Geese’s leading man, Cam Winter, is shaking up the indie-alt scene with his debut solo project, “Heavy Metal.”
Winter’s work with his band Geese, which my roommate aptly summed up as “The 1997 Hercules theme music,” is a far cry from his new solo album. The classic Geese characteristics — anthemic power ballads that feel influenced by gospel and classic rock — do not jump out and grab you on “Heavy Metal.”
His solo record takes after Bon Iver, Mark Kozelek and Rufus Wainwright, but mostly, it’s created its own space. A roomy, comfortable but unfamiliar space. It feels fresh, new and alive — like some weird fungus taking over the indie garden, but no one’s mad about it. On the first track, “Rolling Stones,” he professes, “I’m swimming alone.” Not only apart from his band but off by himself in some other personal ocean of sonic experiments, far removed from his contemporaries.
Tracks often start slowly. Softly, his voice emerges, lyric-forward in the mix, and then his voice falls into the pit of the perfectly blurred as the track builds. It’s an ugly mess of keyboards, bass and string instruments. The songs all feel like catharsis, like a deep breath in and then an angry release again.
The album feels deeply personal to Winter, while the lyrics are abstract and poetic, the tracks are nuanced and internal. A beautiful look inward, a meditation of self-discovery, a feeling that becomes actualized with his fourth track, “Drinking Age,” a symbol of letting go of adolescence. “I know what I’m gonna be,” he continues. “I’m a piece of meat.” It’s how it feels to leap into the abyss of adulthood while simultaneously acknowledging your mortality and irrelevance.
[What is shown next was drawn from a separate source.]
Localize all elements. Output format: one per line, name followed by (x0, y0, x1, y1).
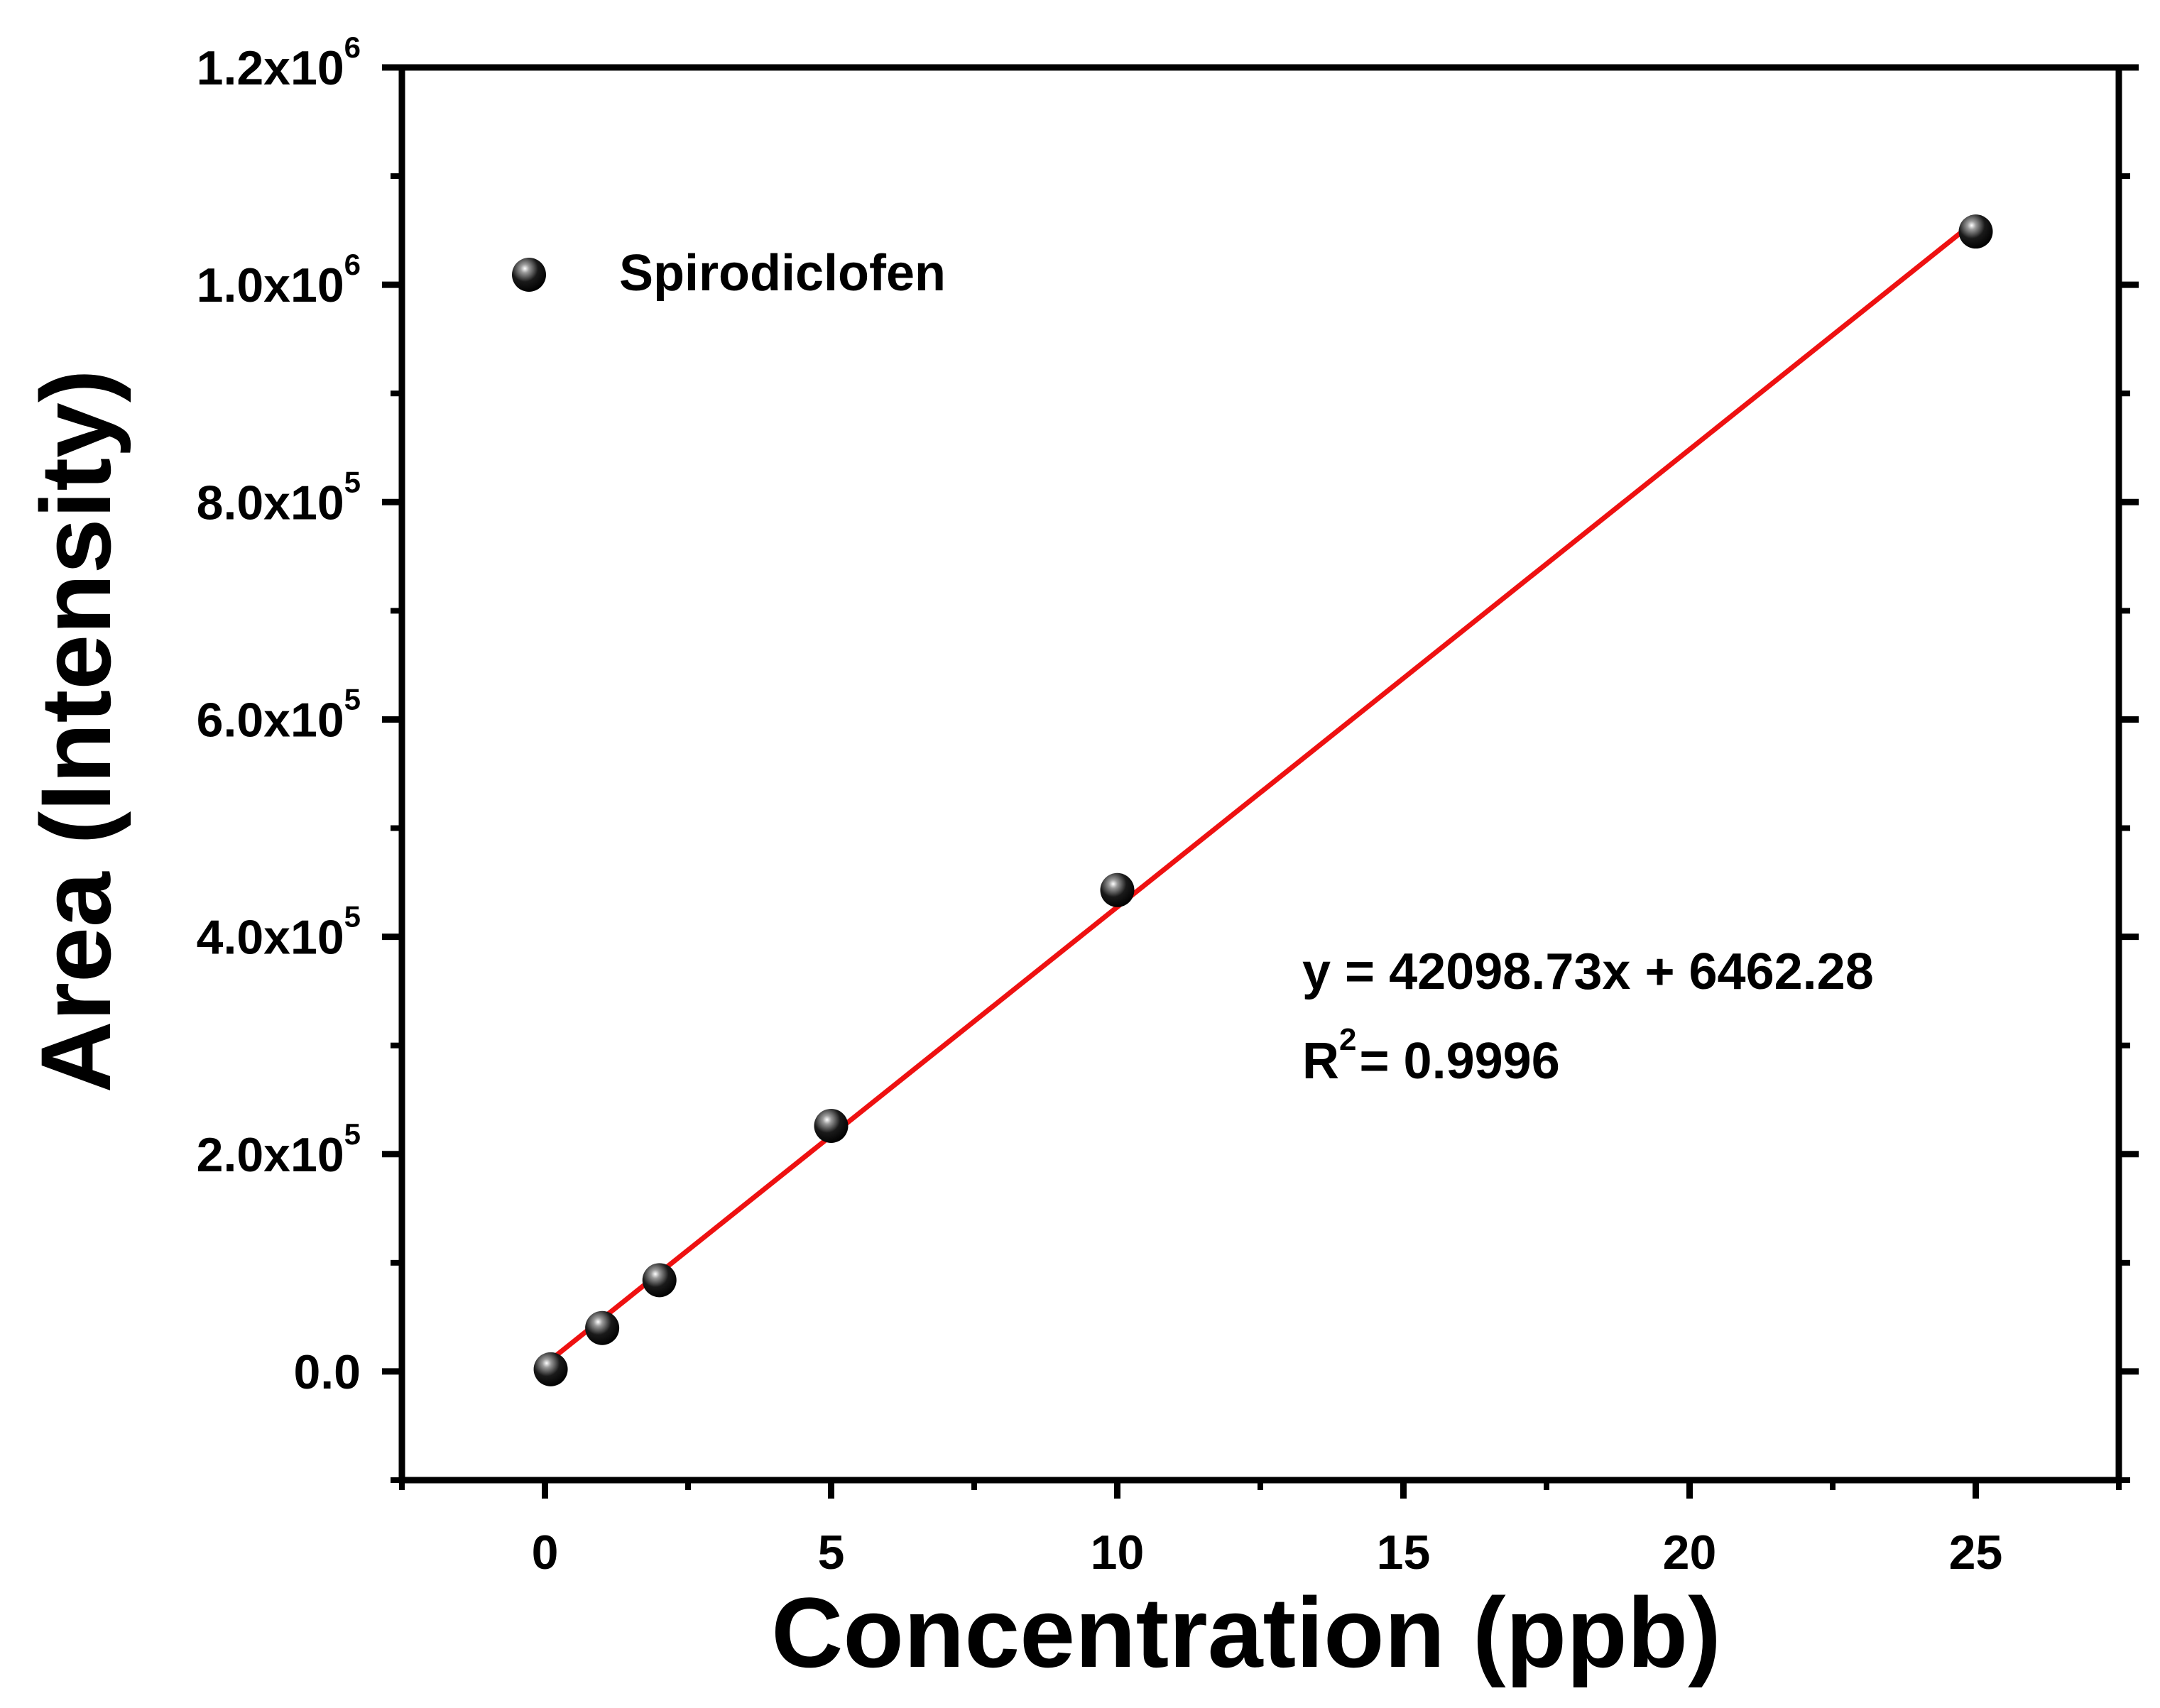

Pitchfork uncharacteristically gave Winter’s work an 8.3 and deemed it the “best new music.”
Much like Pitchfork, The New York Times recently profiled the 22-year-old, calling him “on the verge of rock stardom” — a claim not quite backed by his Spotify streams but seemingly confirmed by the general response on Twitter.
Each track feels perfectly busy. While certainly stripped down compared to his work with Geese, the album still maintains a buzzing that lingers in the floorboards and lifts your feet to tap along. And that voice, the guttural, throaty release. He embodies every lyric and instrumental.
With the twinkling piano and the buzzing violins, each instrument feels beautifully messy and raw. Every song feels carefully crafted and meticulously mapped out, taking you on a strange journey. They wind and bend out of tune and sprawl backward into that familiar buzz, which quickly begins to feel like home. Like that one chord, that realignment of the song’s spine that feels comfortably ugly and enigmatically unfamiliar.
The 22-year-old has created something that makes me feel equally as insignificant as it does inspire me. And maybe that’s the point of great art, of truly original art. We’re equally in awe, dumbstruck and jaw-dropped, staring into the eyes of a masterpiece too large to wrap your arms around and inspiration becomes a river, like those rushing, sobbing strings all together at the end of the record. The only thing you can do is feel compelled to stand up and jump head first in some direction, hoping it brings you to a similar nirvana.
It’s 2025, and on the last track, Cameron Winter wants to tell you that “God is real. ” Maybe you’ll find it in his new album, or maybe you’ll just find that great art is real and alive, too, and it exists in the heart of his “Heavy Metal.”